Lack of care is partly because childcare centers are unable to afford the necessary training and equipment required to safely provide care for a disabled child. Large centers are more likely to have the finances necessary to make this investment (Urban Institute 2018). To be compliant with the Americans with Disabilities Act, all childcare centers must assess each child who applies to enroll in their center to determine if their program can meet the needs of a disabled child without fundamentally altering the program or without introducing a threat to the health and safety of others (ADA).
However, in MO, facilities can contact United4Children to help their program meet the needs of a disabled child. They are a non-profit organization whose inclusion specialists provide on-site observation, technical assistance, short-term consultation, and training for childcare providers to ensure appropriate care for disabled children statewide. They also have a database that lists all licensed childcare facilities in MO. Program details include if the provider cares for disabled children and if so the nature of the disability as well as facility type, capacity, hours, if subsidies are accepted, and more (United4Children).
Read our Science Note Child Care Access to learn why there are not enough childcare providers and the impact it has on Missouri families.
Figure 1. States can increase access to childcare subsidies to eligible families by either guaranteeing a subsidy for a disabled child (yellow) or by prioritizing a disabled child on the wait list (blue).

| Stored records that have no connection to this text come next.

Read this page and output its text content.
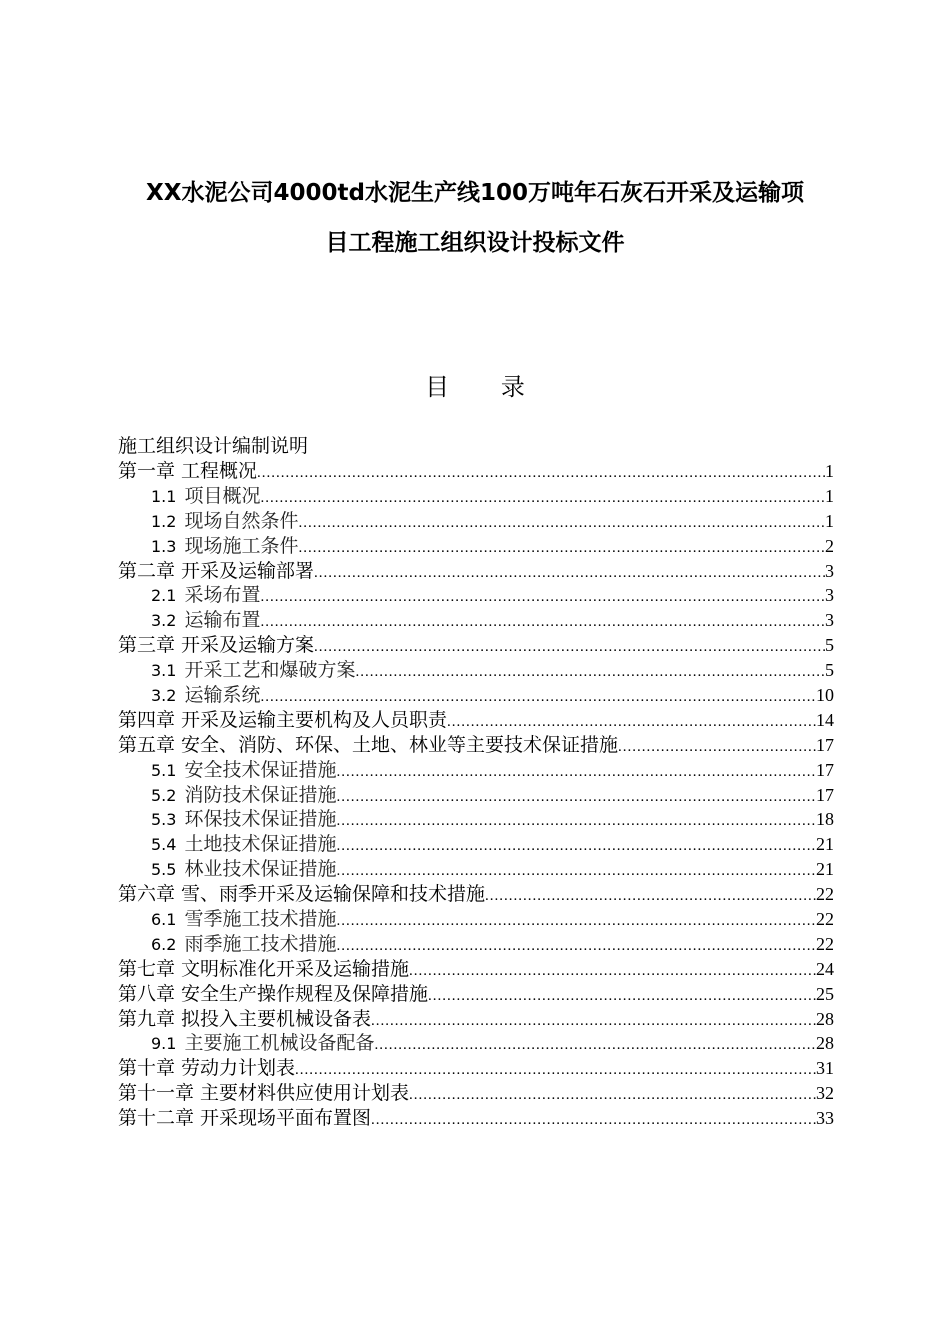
XX水泥公司4000td水泥生产线100万吨年石灰石开采及运输项
目工程施工组织设计投标文件
目 录
施工组织设计编制说明
第一章 工程概况 .....	1
1.1 项目概况 .....	1
1.2 现场自然条件 .....	1
1.3 现场施工条件 .....	2
第二章 开采及运输部署 .....	3
2.1 采场布置 .....	3
3.2 运输布置 .....	3
第三章 开采及运输方案 .....	5
3.1 开采工艺和爆破方案 .....	5
3.2 运输系统 .....	10
第四章 开采及运输主要机构及人员职责 .....	14
第五章 安全、消防、环保、土地、林业等主要技术保证措施 .....	17
5.1 安全技术保证措施 .....	17
5.2 消防技术保证措施 .....	17
5.3 环保技术保证措施 .....	18
5.4 土地技术保证措施 .....	21
5.5 林业技术保证措施 .....	21
第六章 雪、雨季开采及运输保障和技术措施 .....	22
6.1 雪季施工技术措施 .....	22
6.2 雨季施工技术措施 .....	22
第七章 文明标准化开采及运输措施 .....	24
第八章 安全生产操作规程及保障措施 .....	25
第九章 拟投入主要机械设备表 .....	28
9.1 主要施工机械设备配备 .....	28
第十章 劳动力计划表 .....	31
第十一章 主要材料供应使用计划表 .....	32
第十二章 开采现场平面布置图 .....	33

In some states, disabled children are given the same priority as other children (gray), and some states do not mention what level of priority a disabled child is given (striped). Data from CCDF Policies Database 2021
The first strategy provides a childcare subsidy for families of disabled children. States manage these subsidies one of three ways: by specifically reserving a number for disabled children, prioritizing disabled children within the applicant pool, or expanding the eligibility for families with disabled children (Figure 1; Supplemental Table 1). When the number of applicants to the program exceeds funding, children are put on a wait list, where states continue to prioritize enrollment of disabled children (DESE 2023).
In MO families with disabled children who earn less than 242% of the federal poverty level (FPL) are eligible for a childcare subsidy which fully covers childcare costs. Also, the children are prioritized on the waiting list (Figure 1). For comparison, the childcare subsidy in MO for the general population covers:
The second strategy is to increase the number of childcare providers who will care for disabled children. States have tried to do this by offering a higher payment rate compared to the general population or by paying for training and resources that a childcare facility needs to care for a disabled child. In MO, providers are paid a 25% enhanced rate for caring for disabled children needs (MO CCDF 2022).